Activation websites register developer accounts and pay Apple for a hundred device activations, and then sell these off individually at a profit.

"We have paid the fees and done all the work. All you have to do is register your iOS device on our account. Once you register, you'll be able to download the beta firmware and install it on your device," promises one activation site.

Within the last month Apple has issued DMCA (Digital Millennium Copyright Act) takedown notices to Fused, a Seattle-based web-hosting company, in relation to activation websites it hosts, according to Fused chief executive David McKendrick.

A DMCA takedown notice is a formal way for a copyright holder or their agent to demand removal of allegedly infringing content from the Internet.

The sites in question had been active for three months, Mr McKendrick said, and Apple claimed in the notices that they breached its developer agreement or facilitated copyright infringement.
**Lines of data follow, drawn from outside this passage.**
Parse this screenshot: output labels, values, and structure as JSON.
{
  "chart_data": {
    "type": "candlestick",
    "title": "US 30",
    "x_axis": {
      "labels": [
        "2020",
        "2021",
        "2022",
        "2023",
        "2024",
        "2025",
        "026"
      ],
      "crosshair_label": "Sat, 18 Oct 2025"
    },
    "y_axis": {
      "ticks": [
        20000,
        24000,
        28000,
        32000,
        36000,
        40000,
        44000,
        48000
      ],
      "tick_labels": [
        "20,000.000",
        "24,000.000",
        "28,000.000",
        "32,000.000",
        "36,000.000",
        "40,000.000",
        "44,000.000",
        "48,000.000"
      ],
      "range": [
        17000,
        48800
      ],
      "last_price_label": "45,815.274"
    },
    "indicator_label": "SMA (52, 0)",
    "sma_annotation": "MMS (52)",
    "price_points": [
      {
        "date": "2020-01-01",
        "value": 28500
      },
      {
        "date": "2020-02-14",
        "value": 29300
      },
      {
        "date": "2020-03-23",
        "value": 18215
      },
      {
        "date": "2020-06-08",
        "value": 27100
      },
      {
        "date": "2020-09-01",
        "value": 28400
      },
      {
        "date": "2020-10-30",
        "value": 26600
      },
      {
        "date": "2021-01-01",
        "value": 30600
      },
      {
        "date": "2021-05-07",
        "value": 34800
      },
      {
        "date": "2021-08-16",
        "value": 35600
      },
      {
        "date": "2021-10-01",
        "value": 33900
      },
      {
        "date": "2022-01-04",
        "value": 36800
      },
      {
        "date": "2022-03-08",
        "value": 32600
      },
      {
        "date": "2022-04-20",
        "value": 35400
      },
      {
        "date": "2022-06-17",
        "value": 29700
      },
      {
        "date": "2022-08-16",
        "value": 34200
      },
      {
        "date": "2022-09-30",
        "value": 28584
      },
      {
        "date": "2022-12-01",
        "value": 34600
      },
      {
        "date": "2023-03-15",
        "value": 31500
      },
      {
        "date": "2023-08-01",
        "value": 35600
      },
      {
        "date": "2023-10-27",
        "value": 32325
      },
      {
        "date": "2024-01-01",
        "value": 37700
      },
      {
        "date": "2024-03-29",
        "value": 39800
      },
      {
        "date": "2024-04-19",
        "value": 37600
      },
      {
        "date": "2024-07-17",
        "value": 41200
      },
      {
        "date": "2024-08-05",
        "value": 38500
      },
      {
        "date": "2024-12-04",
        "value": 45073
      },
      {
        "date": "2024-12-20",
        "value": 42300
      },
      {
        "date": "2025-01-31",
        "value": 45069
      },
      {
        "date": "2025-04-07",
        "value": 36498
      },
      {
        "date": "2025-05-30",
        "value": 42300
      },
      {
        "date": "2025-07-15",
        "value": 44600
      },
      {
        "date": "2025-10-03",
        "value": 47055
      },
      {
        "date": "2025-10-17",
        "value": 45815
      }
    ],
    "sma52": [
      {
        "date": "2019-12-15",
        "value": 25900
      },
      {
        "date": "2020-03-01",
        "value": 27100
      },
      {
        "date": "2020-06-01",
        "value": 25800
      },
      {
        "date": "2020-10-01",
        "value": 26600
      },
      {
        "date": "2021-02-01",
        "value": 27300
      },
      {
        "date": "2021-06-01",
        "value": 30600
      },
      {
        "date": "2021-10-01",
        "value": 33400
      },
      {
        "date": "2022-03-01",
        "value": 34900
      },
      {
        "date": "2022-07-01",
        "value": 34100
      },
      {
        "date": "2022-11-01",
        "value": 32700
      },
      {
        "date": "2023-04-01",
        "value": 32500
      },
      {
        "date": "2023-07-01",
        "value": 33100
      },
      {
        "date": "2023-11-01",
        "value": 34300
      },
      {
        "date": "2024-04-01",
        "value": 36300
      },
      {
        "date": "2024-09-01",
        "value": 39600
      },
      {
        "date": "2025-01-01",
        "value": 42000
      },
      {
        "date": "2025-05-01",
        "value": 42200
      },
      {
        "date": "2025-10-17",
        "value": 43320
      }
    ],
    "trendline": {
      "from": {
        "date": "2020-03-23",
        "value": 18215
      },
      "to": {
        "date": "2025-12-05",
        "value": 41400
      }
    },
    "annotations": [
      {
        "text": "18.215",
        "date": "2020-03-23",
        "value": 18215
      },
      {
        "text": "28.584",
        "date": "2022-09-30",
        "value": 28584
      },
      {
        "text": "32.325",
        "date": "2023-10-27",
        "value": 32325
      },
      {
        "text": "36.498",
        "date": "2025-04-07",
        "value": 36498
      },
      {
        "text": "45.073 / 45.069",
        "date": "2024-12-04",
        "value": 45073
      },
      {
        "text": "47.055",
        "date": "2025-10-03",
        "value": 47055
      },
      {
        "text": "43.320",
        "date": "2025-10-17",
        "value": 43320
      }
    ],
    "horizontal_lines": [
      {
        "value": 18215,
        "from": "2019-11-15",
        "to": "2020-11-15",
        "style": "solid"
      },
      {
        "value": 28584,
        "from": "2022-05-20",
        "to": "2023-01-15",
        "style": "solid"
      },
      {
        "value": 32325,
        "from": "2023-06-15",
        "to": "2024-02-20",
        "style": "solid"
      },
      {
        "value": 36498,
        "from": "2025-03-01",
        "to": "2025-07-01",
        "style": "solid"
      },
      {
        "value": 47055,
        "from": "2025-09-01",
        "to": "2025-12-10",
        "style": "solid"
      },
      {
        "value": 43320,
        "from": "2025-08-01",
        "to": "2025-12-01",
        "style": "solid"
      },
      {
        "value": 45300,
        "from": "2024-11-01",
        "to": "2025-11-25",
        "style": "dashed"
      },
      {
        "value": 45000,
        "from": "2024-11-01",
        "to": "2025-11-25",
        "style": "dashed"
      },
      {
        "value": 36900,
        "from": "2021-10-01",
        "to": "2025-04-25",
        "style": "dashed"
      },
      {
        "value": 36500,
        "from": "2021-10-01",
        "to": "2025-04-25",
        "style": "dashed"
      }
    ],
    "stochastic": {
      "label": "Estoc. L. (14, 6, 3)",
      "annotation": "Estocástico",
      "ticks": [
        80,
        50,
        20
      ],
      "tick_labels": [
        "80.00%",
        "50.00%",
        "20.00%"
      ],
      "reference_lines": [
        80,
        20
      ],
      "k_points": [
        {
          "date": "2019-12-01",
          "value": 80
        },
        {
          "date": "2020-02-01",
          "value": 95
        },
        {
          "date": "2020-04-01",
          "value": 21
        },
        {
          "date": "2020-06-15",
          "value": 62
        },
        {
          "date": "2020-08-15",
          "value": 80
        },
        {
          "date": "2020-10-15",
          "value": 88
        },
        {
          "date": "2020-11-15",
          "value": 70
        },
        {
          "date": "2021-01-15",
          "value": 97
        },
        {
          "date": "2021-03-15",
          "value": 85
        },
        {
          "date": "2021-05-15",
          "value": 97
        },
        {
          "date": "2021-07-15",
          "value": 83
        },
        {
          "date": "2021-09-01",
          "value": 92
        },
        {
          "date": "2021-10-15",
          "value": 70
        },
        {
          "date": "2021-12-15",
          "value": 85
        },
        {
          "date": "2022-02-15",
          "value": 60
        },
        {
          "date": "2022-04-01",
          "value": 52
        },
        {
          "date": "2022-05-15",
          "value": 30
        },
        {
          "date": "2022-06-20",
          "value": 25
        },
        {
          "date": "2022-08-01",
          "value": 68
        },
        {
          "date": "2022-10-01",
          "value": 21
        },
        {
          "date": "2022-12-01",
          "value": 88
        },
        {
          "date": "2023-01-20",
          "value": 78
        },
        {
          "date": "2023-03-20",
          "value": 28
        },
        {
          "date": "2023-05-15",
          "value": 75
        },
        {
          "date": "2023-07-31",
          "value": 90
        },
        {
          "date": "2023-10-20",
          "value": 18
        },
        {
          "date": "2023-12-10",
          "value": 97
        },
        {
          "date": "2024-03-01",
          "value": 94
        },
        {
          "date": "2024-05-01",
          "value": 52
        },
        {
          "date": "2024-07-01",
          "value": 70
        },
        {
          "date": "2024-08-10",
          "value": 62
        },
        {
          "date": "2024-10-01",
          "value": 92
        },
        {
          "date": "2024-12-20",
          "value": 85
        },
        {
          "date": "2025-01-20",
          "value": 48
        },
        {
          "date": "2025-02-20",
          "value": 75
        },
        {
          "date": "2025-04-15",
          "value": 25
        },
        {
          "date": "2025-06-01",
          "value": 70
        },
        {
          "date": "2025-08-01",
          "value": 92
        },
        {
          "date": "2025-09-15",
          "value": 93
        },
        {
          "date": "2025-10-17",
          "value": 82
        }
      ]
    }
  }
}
"This is definitely a new move on Apple's part," he said. Apple prohibits developers from providing pre-release software to anyone other than their employees and contractors who have a "demonstrable" need to use it to develop and test applications on their behalf.

But Mr McKendrick added that Apple's action was unlikely to be effective, because many of the sites in question were in the process of moving their sites to hosting firms based outside the US.

"Apple is definitely fighting a losing battle on this one. Unless they go directly after the developer accounts abusing the process, they have little chance scrubbing these sites off the web," he said.